Подскажите,пожалуйста,когда ломаются винты, какие при этом ощущения?
Стоит ТПФ L5-S1 и кейжд с аутокостью. После операции было легче, но как пошли нагрузки умираю от боли! Оказалось,что нижние винты трутся об ткани и их можно прощупать (мяса мало видимо)) Уже несколько дней жуткая боль при ходьбе, никакие мази и таблетки не помогают. Я, как человек мнительный, сразу представляю  все самое страшное...(( жду не дождусь когда ее снимут!


----------



## FlyLady (16 Мар 2014)

извините, что немного не по теме (т.е. не про ощущения при переломе)
*SvetlanaIs*, скажите, пожалуйста,


SvetlanaIs написал(а):


> стоит ТПФ L5-S1 и кейжд с аутокостью


давно стоит (когда была операция)?
какие причины для операции были (перелом, грыжа или другое)??


SvetlanaIs написал(а):


> жуткая боль при ходьбе


*где, что и как болит*? спина (в месте вмешательства или еще где-то), ноги?


SvetlanaIs написал(а):


> *Оказалось*,что нижние винты трутся об ткани и их можно прощупать


Кто сказал? о какие ткани?
у меня винты тоже сразу под кожей (на спине ни мяса, ни жира),
кажется я их, прям, руками трогаю снаружи 
После блокад боли прошли и в месте операции и ниже.


SvetlanaIs написал(а):


> жду не дождусь когда ее снимут


обещали снять? независимо от Вашего состояния (даже если все хорошо будет)? когда?

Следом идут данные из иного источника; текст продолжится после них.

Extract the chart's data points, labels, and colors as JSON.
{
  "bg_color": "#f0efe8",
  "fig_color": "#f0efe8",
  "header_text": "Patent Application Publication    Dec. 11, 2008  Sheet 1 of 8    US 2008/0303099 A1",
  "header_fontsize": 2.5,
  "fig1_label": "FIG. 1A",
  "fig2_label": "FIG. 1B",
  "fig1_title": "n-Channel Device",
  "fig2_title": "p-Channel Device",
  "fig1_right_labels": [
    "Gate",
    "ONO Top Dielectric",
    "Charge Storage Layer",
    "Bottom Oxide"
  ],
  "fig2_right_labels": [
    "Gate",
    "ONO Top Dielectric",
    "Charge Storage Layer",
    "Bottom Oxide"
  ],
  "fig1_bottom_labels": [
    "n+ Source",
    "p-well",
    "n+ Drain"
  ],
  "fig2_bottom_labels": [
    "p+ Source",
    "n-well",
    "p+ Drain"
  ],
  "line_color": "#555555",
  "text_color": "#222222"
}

Свежие снимки есть? можете показать?


----------



## SvetlanaIs (16 Мар 2014)

FlyLady написал(а):


> извините, что немного не по теме (т.е. не про ощущения при переломе)
> *SvetlanaIs*, скажите, пожалуйста,
> 
> давно стоит (когда была операция)?
> ...


Стоит с 5 сентября 2012! Причина 2 грыжи. И сильное смещение позвонков.
Болит, ну как сказать,где нижний правый винт), иногда боль пр ягодицам до середины бедра доходит. про блокады ничего не говорили. 
После последнего нахождения в стационаре 10 января 2014 сказали, что через год будут снимать как срастутся позвонки. Через год назначили сделать снимки. 
Последний снимок выложу попозже, извините, что коряво пишу, с телефона неудобно


----------



## FlyLady (16 Мар 2014)

*SvetlanaIs*, может, Вам тоже  отдельную тему тут создать?
У Вас один уровень или два зафиксированы?
Болит, так понимаю, давно? и снимки, наверняка, делались за это время? 
И, видимо, там все целое, раз врачи предлагают подождать еще?


SvetlanaIs написал(а):


> нахождения в стационаре 10 января 2014


ложились именно из-за этих болей?  что врачи называют причиной болей?


SvetlanaIs написал(а):


> про блокады ничего не говорили


чем лечились за все это время: м/б сами и в стационаре (лекарства, процедуры)?
и вообще что делали/делаете для реабилитации (ЛФК, массажи, физио и т.д.)??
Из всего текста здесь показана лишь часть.